Sammlung der Entscheidungen des Schweizerischen Bundesgerichts
Collection des arrêts du Tribunal fédéral suisse
Raccolta delle decisioni del Tribunale federale svizzero

BGE 114 V 310



114 V 310

57. Auszug aus dem Urteil vom 26. August 1988 i.S. Schweizerische
Unfallversicherungsanstalt gegen W. und Versicherungsgericht des Kantons
Thurgau Regeste

    Art. 18 Abs. 2 UVG, Art. 28 Abs. 4 UVV: Invaliditätsbemessung.

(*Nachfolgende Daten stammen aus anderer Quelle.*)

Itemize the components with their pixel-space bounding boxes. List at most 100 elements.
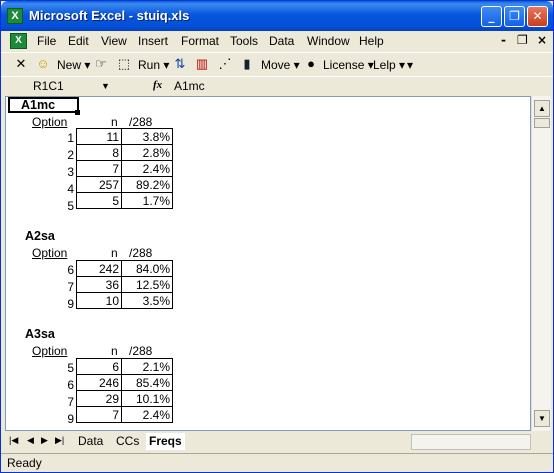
- name-box-dropdown-icon[interactable]: ▼: [101, 78, 110, 95]
- option-value[interactable]: 3: [46, 164, 74, 180]
- option-value[interactable]: 9: [46, 411, 74, 427]
- count-cell[interactable]: 36: [76, 276, 122, 293]
- smiley-icon[interactable]: ☺: [35, 56, 51, 72]
- license-button[interactable]: License ▾: [323, 57, 374, 73]
- menu-window[interactable]: Window: [307, 34, 350, 48]
- fx-icon[interactable]: fx: [153, 79, 162, 91]
- option-value[interactable]: 9: [46, 296, 74, 312]
- percent-cell[interactable]: 3.8%: [121, 128, 173, 145]
- count-cell[interactable]: 29: [76, 390, 122, 407]
- license-icon[interactable]: ●: [303, 56, 319, 72]
- count-cell[interactable]: 7: [76, 406, 122, 423]
- first-sheet-icon[interactable]: |◀: [9, 435, 18, 446]
- option-header[interactable]: Option: [32, 245, 67, 261]
- minimize-button[interactable]: _: [481, 6, 502, 27]
- scroll-up-icon[interactable]: ▲: [534, 100, 550, 117]
- prev-sheet-icon[interactable]: ◀: [27, 435, 34, 446]
- percent-cell[interactable]: 2.4%: [121, 406, 173, 423]
- percent-cell[interactable]: 10.1%: [121, 390, 173, 407]
- worksheet-grid[interactable]: A1mc Option n /288 1 2 3 4 5 11 3.8% 8 2.8…: [5, 96, 531, 431]
- lelp-label: Lelp: [373, 58, 396, 72]
- close-x-icon[interactable]: ✕: [13, 56, 29, 72]
- scatter-icon[interactable]: ⋰: [217, 56, 233, 72]
- move-button[interactable]: Move ▾: [261, 57, 300, 73]
- menu-file[interactable]: File: [37, 34, 56, 48]
- count-cell[interactable]: 5: [76, 192, 122, 209]
- sheet-tab-ccs[interactable]: CCs: [113, 433, 142, 450]
- option-value[interactable]: 2: [46, 147, 74, 163]
- menu-edit[interactable]: Edit: [68, 34, 89, 48]
- formula-input[interactable]: A1mc: [174, 79, 205, 93]
- count-cell[interactable]: 257: [76, 176, 122, 193]
- chart-icon[interactable]: ▥: [194, 56, 210, 72]
- workbook-icon[interactable]: X: [10, 33, 27, 49]
- option-value[interactable]: 5: [46, 198, 74, 214]
- percent-cell[interactable]: 1.7%: [121, 192, 173, 209]
- name-box[interactable]: R1C1: [3, 78, 113, 95]
- new-button[interactable]: New ▾: [57, 57, 90, 73]
- sheet-tab-data[interactable]: Data: [75, 433, 106, 450]
- scroll-thumb[interactable]: [534, 118, 550, 128]
- count-cell[interactable]: 242: [76, 260, 122, 277]
- doc-restore-icon[interactable]: ❐: [517, 33, 528, 47]
- count-cell[interactable]: 7: [76, 160, 122, 177]
- doc-minimize-icon[interactable]: -: [501, 33, 506, 47]
- title-bar[interactable]: X Microsoft Excel - stuiq.xls _ ❐ ✕: [1, 1, 553, 31]
- toolbar-options-icon[interactable]: ▾: [407, 57, 413, 73]
- scroll-down-icon[interactable]: ▼: [534, 410, 550, 427]
- horizontal-scrollbar[interactable]: [411, 434, 531, 450]
- n-header[interactable]: n: [111, 245, 118, 261]
- sort-icon[interactable]: ⇅: [172, 56, 188, 72]
- option-value[interactable]: 6: [46, 262, 74, 278]
- status-text: Ready: [7, 456, 42, 470]
- doc-close-icon[interactable]: ×: [537, 33, 547, 47]
- close-button[interactable]: ✕: [527, 6, 548, 27]
- excel-app-icon[interactable]: X: [7, 8, 23, 24]
- option-value[interactable]: 1: [46, 130, 74, 146]
- select-icon[interactable]: ⬚: [116, 56, 132, 72]
- percent-cell[interactable]: 12.5%: [121, 276, 173, 293]
- hand-icon[interactable]: ☞: [93, 56, 109, 72]
- count-cell[interactable]: 8: [76, 144, 122, 161]
- option-value[interactable]: 4: [46, 181, 74, 197]
- option-value[interactable]: 7: [46, 394, 74, 410]
- percent-cell[interactable]: 2.1%: [121, 358, 173, 375]
- percent-cell[interactable]: 2.4%: [121, 160, 173, 177]
- menu-format[interactable]: Format: [181, 34, 219, 48]
- sheet-tab-freqs[interactable]: Freqs: [146, 433, 185, 450]
- table-row: 6 2.1%: [76, 358, 173, 375]
- percent-cell[interactable]: 89.2%: [121, 176, 173, 193]
- question-title[interactable]: A1mc: [21, 97, 55, 113]
- count-cell[interactable]: 10: [76, 292, 122, 309]
- percent-cell[interactable]: 3.5%: [121, 292, 173, 309]
- vertical-scrollbar[interactable]: ▲ ▼: [531, 96, 551, 431]
- menu-data[interactable]: Data: [269, 34, 294, 48]
- option-value[interactable]: 7: [46, 279, 74, 295]
- next-sheet-icon[interactable]: ▶: [41, 435, 48, 446]
- question-title[interactable]: A2sa: [25, 228, 55, 244]
- percent-cell[interactable]: 2.8%: [121, 144, 173, 161]
- count-cell[interactable]: 246: [76, 374, 122, 391]
- menu-help[interactable]: Help: [359, 34, 384, 48]
- option-header[interactable]: Option: [32, 343, 67, 359]
- bar-chart-icon[interactable]: ▮: [239, 56, 255, 72]
- menu-tools[interactable]: Tools: [230, 34, 258, 48]
- maximize-button[interactable]: ❐: [504, 6, 525, 27]
- pct-header[interactable]: /288: [129, 343, 152, 359]
- percent-cell[interactable]: 85.4%: [121, 374, 173, 391]
- option-value[interactable]: 5: [46, 360, 74, 376]
- run-button[interactable]: Run ▾: [138, 57, 169, 73]
- lelp-button[interactable]: Lelp ▾: [373, 57, 405, 73]
- pct-header[interactable]: /288: [129, 245, 152, 261]
- fill-handle[interactable]: [75, 110, 80, 115]
- menu-insert[interactable]: Insert: [138, 34, 168, 48]
- n-header[interactable]: n: [111, 343, 118, 359]
- option-header[interactable]: Option: [32, 114, 67, 130]
- menu-view[interactable]: View: [101, 34, 127, 48]
- count-cell[interactable]: 11: [76, 128, 122, 145]
- last-sheet-icon[interactable]: ▶|: [55, 435, 64, 446]
- percent-cell[interactable]: 84.0%: [121, 260, 173, 277]
- option-value[interactable]: 6: [46, 377, 74, 393]
- question-title[interactable]: A3sa: [25, 326, 55, 342]
- count-cell[interactable]: 6: [76, 358, 122, 375]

    - Die Praxis zur allgemeinen Methode des Einkommensvergleichs in der
Invalidenversicherung gilt grundsätzlich in gleicher Weise auch im Rahmen
von Art. 18 Abs. 2 UVG (Erw. 3a).

    - Im Rahmen von Art. 28 Abs. 4 UVV hat zum Vergleich eine Person
mit den gleichen beruflichen und persönlichen Fähigkeiten zu dienen,
wie sie der Rentenbewerber aufweist. Für die hypothetischen Validen-
und Invalideneinkommen ist massgebend, was diese Person auf dem ihr
offenstehenden ausgeglichenen Arbeitsmarkt zumutbarerweise verdienen könnte
(Erw. 4a).

Auszug aus den Erwägungen:

                      Aus den Erwägungen:

Erwägung 1

    1.- a) Wird der Versicherte infolge eines Unfalles invalid, so
hat er Anspruch auf eine Invalidenrente (Art. 18 Abs. 1 UVG). Als
invalid gilt, wer voraussichtlich bleibend oder für längere Zeit in
seiner Erwerbsfähigkeit beeinträchtigt ist. Für die Bestimmung des
Invaliditätsgrades wird das Erwerbseinkommen, das der Versicherte
nach Eintritt der unfallbedingten Invalidität und nach Durchführung
allfälliger Eingliederungsmassnahmen durch eine ihm zumutbare Tätigkeit bei
ausgeglichener Arbeitsmarktlage erzielen könnte, in Beziehung gesetzt zum
Erwerbseinkommen, das er erzielen könnte, wenn er nicht invalid geworden
wäre (Art. 18 Abs. 2 UVG). Der Bundesrat kann ergänzende Vorschriften
über die Bestimmung des Invaliditätsgrades erlassen (Art. 18 Abs. 3 UVG).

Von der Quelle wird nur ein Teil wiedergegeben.